No, they are not the same! One is a pointer to an int, the other is an array of 100 ints. So yes, they are the same!

OK, I'll try to explain this stupidity.

*a and a[100] are basically the same for what you are doing. But if we look in detail at the memory handling logic for the compiler, what we are saying is:

• *a compiler, I need memory, but I'll tell you how much later, so chill for now!
• a[100] compiler, I need memory now, and I know I need 100, so make sure we have it!

Both are pointers. And your code can treat them the same and trample the memory near those pointers all you want.
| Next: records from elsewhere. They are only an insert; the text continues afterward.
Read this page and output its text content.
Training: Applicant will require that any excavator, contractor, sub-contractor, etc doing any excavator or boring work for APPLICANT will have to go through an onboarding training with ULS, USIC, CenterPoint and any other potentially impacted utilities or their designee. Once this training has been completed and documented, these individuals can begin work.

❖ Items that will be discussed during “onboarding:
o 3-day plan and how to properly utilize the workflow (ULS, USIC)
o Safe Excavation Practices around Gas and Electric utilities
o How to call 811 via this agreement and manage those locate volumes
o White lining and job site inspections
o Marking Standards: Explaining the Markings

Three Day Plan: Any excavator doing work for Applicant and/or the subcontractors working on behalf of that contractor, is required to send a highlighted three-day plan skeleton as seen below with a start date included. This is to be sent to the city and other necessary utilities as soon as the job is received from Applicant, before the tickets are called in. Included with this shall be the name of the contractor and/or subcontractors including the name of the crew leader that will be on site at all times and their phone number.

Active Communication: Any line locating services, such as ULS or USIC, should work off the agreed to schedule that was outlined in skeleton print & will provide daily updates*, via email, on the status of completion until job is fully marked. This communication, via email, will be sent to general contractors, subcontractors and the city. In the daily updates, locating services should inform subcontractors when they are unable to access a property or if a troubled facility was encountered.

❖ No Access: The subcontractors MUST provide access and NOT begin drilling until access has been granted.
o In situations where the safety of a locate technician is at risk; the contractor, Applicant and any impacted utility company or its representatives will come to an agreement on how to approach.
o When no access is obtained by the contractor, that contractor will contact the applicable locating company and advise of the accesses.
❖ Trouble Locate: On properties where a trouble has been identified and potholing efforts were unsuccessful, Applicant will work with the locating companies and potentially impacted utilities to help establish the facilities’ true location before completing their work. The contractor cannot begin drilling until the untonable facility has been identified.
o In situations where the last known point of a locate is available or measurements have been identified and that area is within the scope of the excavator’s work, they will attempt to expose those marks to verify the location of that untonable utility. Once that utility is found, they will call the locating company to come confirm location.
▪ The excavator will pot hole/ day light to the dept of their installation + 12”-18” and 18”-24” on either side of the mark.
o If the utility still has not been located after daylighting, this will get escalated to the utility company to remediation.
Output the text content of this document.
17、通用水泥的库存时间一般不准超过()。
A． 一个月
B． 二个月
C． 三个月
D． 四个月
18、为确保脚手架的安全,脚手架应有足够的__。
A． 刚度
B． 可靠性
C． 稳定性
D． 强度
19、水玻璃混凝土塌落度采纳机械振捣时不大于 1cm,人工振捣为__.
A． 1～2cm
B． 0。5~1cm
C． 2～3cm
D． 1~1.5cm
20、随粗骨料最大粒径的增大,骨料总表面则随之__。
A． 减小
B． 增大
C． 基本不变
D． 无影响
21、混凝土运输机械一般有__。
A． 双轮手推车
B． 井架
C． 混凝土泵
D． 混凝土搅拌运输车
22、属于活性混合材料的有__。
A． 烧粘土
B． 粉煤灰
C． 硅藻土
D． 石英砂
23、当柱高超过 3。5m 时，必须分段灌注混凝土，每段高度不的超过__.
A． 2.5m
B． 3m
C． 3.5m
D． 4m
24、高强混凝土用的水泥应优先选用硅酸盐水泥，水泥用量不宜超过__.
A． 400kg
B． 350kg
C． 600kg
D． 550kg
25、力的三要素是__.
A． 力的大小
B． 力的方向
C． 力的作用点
But, a[100] is continuous memory from the pointer allocated at compile time while *a only allocates the pointer because it doesnt know when you are going to need the memory (run time memory nightmares).

So, Who Cares, right? Well, certain functions like sizeof() care. sizeof(a) will return a different answer for *a and for a[100]. And this will be different in the functions too. In this functions case, the compiler knows the difference, so you can use this to your advantage in your code too, for loops, memcpy, etc. Go on, try.

This is a huge question, but the answer I am giving here is this. The compiler knows the subtle difference, and it will produce code that will look the same most times, but different when it matters. It is up to you to find out what *a or a[100] means to the cimpiler and where it will treat it differently. They can be effectively the same, but they are not the same. And to make it worse, you can change the whole game by calling a function like you have.

Phew... Is it any wonder that managed code like c# is so hot right now?!

Edit: I should also add that you can do *a_p = X, but try to do that with one of your arrays! Arrays work with memory just like pointers, but they can't be moved or resized. Pointers like *a_p can point at different things.

Answer 10

I'll throw my hat into the ring for a simple explanation of this:

• An array is a series of contiguous storage locations for the same type

• A pointer is the address of a single storage location

• Taking the address of an array gives the address of (i.e a pointer to) its first element.

• Elements of an array can be accessed through a pointer to the array's first element. This works because the subscript operator [] is defined on pointers in a way designed to facilitate this.

• An array can be passed where a pointer parameter is expected, and it will be automatically converted into a pointer-to-first-element (although this is not recursive for multiple levels of pointers, or multi-dimensional arrays). Again, this is by design.

So, in many cases, the same piece of code can operate on arrays and contiguous blocks of memory that were not allocated as an array because of the intentionally special relationship between an array and a pointer to its first element. However they are distinct types, and they do behave differently in some circumstances, e.g. pointer-to-array is not at all the same as pointer-to-pointer.

Here's a recent SO question that touches on the pointer-to-array versus pointer-to-pointer issue: Whats the difference between "abc" and {"abc"} in C?

Answer 11

If you have a pointer to a character array (and want to get the size of that array), you cannot use sizeof(ptr) but instead have to use strlen(ptr)+1!